MHT has shown a significant effect in reducing bone loss and osteoporosis by inhibiting the osteoclastic activity and loss of bone mass. Various studies have shown that MHT has a positive effect on improving the density of alveolar bone but they have not found any consistent effect on the attachment level and the pocket depth of the periodontal tissues. ET should be considered in the management of osteoporosis in women who are not able to tolerate bone-sparing agents, like bisphosphonates, raloxifene, and teriparatide. MHT is also associated with various serious side effects, such as an increased risk of endometrial cancer,breast cancer,ovarian cancer,venous thromboembolism, and cardiovascular diseases (e.g., stroke orcardiac arrest). Various studies have found that ET increases the risk for gallbladder diseases. It is found that estrogen increases the cholesterol saturation of bile, alters bile acid composition, and decreases bile flow, leading to gallstone formation. Considering the pros and cons of MHT, it is recommended to use the lowest effective dose for the shortest amount of time. Absolute contraindications for systemic MHT include hormone-related cancer, active liver disease, history of hormone-induced venous thromboembolism, history of pulmonary embolism not caused by trauma, vaginal bleeding of unknown etiology, and pregnancy.
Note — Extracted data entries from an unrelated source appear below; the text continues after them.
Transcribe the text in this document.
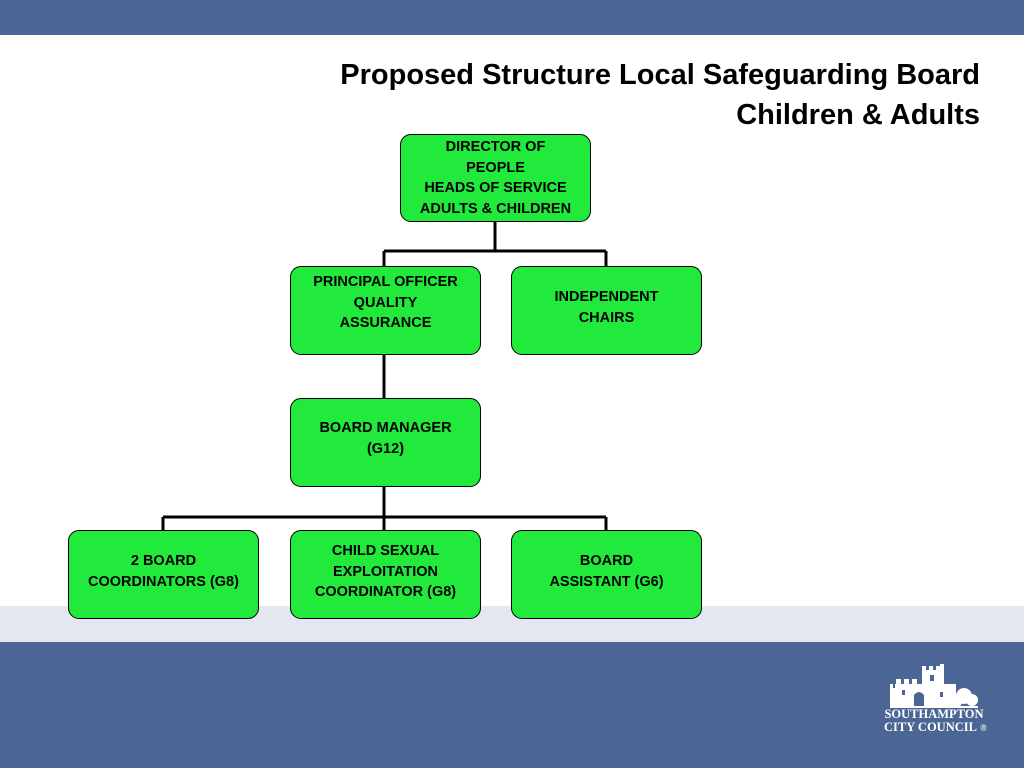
Proposed Structure Local Safeguarding Board
Children & Adults
DIRECTOR OF
PEOPLE
HEADS OF SERVICE
ADULTS & CHILDREN
PRINCIPAL OFFICER
QUALITY
ASSURANCE
INDEPENDENT
CHAIRS
BOARD MANAGER
(G12)
2 BOARD
COORDINATORS (G8)
CHILD SEXUAL
EXPLOITATION
COORDINATOR (G8)
BOARD
ASSISTANT (G6)
SOUTHAMPTON
CITY COUNCIL ®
Relative contraindications include chronic liver disease, severe hypertriglyceridemia, endometriosis, history of endometrial cancer, history of breast cancer, and coronary artery disease.40-45

Oral Health Care

Dental plaque is the major etiology for dental, gingival, and periodontal diseases. Chemical and mechanical control of dental plaque is the most important preventive treatment for the management of dental and oral health problems. Regular oral hygiene practices including correct method of toothbrushing using proper toothpaste can mechanically remove the plaque biofilm and prevent its accumulation. Interdental cleaning aids like dental floss, interdental brushes, and oral irrigators can help in maintaining good oral hygiene. Chemical plaque control can be used as an adjunctive to mechanical plaque control for effective plaque removal. Chlorhexidine mouthwash (0.1–0.5%) is the most effective agent in chemical plaque control. However, it can cause irritation to oral tissues along with dryness if used inappropriately.46 Use of fluoride-containing toothpaste and mouthwash is recommended to prevent dental caries. Topical application of fluoride can provide protection from dentinal sensitivity. Saliva substitutes, artificial saliva, and salivary flow stimulators can be used in the management of xerostomia. Topical application of analgesic and anesthetic gels can be recommended for the management of BMS. Women should be encouraged to have a balanced diet, exercise, sleep, and meditation to overcome nutritional and psychological problems.

CONCLUSION

Oral health is the mirror of general health. Women are more sensitive to oral health disorders due to their hormonal changes. Menopause affects general health as well as oral health. Dentists, gynecologists, and physicians should work together for the management of oral, physical, and psychological problems associated with menopause. Postmenopausal women should be advised regular dental checkups along with good oral hygiene measures to maintain oral health.